Note that the present invention is not limited to each of the embodiments described above. For example, instead of the Sn--Si alloy film, an Sn metal film containing a large amount of Si may be used. Also, instead of Sn as a low melting point metal,
It is also possible to use Pb from the same group as Si.
Furthermore, in addition to Si, the present invention can also be applied to Ge and - group compound semiconductors. When applied to - group compound semiconductors, metals from the group may be used as the low melting point metal. Further, the proportion of the semiconductor in a low melting point metal film containing a large amount of semiconductor or an alloy film of a semiconductor and a low melting point metal may be determined as appropriate depending on the specifications. Furthermore, the method for selectively forming the insulating film and the method for depositing the alloy film, metal film, etc.
The present invention is not limited to the embodiments and can be modified as appropriate. In addition, various modifications can be made without departing from the gist of the present invention.

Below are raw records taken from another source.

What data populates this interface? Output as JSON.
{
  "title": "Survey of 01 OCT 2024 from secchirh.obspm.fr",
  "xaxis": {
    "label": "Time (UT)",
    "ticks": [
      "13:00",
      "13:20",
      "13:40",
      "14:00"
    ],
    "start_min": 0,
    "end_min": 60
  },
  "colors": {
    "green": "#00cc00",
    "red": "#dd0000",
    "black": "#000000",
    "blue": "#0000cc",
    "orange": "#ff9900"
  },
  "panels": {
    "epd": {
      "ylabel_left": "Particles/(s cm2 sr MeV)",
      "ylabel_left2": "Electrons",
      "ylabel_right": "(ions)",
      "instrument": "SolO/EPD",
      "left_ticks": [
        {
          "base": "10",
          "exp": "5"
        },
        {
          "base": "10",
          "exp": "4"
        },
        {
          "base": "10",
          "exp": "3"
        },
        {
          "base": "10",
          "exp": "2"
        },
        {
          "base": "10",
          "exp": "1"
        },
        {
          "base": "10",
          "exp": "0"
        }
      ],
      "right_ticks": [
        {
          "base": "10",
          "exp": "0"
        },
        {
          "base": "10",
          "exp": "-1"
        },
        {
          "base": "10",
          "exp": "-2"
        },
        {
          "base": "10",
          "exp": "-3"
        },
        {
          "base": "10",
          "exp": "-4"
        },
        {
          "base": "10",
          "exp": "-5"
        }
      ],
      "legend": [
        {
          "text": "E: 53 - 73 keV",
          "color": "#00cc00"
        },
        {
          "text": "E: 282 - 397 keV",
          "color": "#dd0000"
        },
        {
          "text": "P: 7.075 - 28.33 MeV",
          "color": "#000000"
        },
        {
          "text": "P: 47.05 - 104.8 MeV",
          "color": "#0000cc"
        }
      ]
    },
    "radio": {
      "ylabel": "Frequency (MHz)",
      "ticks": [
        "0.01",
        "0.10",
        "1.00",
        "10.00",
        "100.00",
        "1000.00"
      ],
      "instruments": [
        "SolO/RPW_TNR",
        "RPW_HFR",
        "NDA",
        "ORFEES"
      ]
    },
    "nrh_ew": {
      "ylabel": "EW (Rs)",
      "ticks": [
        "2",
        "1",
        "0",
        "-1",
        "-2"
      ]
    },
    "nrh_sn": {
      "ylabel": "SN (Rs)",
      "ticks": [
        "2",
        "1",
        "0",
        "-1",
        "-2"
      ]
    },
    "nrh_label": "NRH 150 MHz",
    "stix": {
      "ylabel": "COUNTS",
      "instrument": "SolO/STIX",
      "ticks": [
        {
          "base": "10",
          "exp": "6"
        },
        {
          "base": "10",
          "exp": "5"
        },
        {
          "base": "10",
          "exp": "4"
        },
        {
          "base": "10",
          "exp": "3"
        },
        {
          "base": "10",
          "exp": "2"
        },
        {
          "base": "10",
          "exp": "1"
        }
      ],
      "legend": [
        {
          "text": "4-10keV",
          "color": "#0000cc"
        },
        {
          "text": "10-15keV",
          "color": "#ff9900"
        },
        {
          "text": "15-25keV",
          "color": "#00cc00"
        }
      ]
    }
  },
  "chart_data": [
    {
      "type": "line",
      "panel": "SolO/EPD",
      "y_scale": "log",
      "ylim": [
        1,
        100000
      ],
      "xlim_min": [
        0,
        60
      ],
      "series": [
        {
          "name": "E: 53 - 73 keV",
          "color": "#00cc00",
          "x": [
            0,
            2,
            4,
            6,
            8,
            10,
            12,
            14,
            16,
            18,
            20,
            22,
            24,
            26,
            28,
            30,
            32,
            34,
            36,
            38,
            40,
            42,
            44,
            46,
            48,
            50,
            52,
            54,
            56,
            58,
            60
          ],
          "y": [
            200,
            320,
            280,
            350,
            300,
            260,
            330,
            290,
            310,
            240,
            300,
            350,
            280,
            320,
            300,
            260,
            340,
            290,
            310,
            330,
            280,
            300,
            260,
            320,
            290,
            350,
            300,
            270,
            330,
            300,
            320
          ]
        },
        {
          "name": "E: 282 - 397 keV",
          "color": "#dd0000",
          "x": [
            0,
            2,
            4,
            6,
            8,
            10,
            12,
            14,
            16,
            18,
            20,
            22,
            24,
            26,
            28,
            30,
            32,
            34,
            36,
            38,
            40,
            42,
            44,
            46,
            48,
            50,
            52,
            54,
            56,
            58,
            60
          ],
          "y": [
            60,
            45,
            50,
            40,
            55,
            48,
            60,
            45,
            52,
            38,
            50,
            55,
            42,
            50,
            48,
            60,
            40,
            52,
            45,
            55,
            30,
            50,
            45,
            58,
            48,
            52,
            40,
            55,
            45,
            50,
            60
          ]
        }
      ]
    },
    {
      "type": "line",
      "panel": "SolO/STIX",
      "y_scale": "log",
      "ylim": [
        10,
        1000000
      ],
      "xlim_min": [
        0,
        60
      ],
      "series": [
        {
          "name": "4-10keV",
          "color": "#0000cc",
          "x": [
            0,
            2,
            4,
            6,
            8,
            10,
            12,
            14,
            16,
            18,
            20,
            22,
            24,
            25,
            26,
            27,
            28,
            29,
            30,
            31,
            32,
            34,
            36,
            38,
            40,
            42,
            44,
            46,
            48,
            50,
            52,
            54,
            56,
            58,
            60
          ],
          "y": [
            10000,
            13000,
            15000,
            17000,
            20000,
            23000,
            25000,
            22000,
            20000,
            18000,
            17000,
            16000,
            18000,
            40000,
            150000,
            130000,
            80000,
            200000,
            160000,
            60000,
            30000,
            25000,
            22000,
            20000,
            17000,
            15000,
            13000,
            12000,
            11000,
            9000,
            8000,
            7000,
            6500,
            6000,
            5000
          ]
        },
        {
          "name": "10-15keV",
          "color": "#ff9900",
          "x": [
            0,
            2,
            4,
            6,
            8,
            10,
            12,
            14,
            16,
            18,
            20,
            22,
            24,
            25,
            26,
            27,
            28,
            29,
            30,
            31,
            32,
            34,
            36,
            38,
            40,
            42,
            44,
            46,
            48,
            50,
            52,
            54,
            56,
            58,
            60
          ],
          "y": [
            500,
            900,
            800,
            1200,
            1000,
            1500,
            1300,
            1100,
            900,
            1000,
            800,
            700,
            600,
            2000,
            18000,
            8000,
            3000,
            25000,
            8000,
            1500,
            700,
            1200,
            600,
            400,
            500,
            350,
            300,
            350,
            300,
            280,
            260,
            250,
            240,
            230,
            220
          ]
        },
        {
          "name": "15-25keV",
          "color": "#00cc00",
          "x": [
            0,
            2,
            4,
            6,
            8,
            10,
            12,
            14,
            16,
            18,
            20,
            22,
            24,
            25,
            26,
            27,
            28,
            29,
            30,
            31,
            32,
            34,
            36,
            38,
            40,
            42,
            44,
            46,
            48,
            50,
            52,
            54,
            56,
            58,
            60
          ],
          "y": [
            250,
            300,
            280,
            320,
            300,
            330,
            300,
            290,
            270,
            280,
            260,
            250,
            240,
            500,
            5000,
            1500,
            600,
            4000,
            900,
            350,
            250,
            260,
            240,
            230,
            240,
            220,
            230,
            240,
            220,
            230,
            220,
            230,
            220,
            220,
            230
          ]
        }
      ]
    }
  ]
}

[Brief explanation of drawings]

FIGS. 1a and 1b are cross-sectional views showing the manufacturing process of a single-crystal Si thin film according to one embodiment of the present invention, FIGS. 2 a to e are process cross-sectional views for explaining another embodiment, and FIG. FIG. 3 is a cross-sectional view showing a MOS transistor structure fabricated on a single-crystal Si thin film obtained in another example. 1...Si single crystal substrate, 2...SiO ₂ film (insulating film),
3, 6... Sn--Si alloy film, 5... Opening part, 7... Single crystal Si thin film, 7a, 7b... Source/drain region,
8... Gate oxide film, 9... Gate electrode.

Claims (1)

[Claims] 1. A step of selectively forming an insulating film on a single crystal semiconductor substrate, and a low melting point metal film of an element of the same group as the semiconductor containing a semiconductor on the substrate and the insulating film, or a low melting point metal of the semiconductor and an element of the same group as the semiconductor. a step of depositing an alloy film on the insulating film; a step of annealing the metal film or alloy film to cause solid phase epitaxial growth of the semiconductor from the surface of the substrate onto the insulating film; 1. A method of manufacturing a semiconductor device, comprising the step of forming a transistor in an epitaxially grown semiconductor crystal thin film.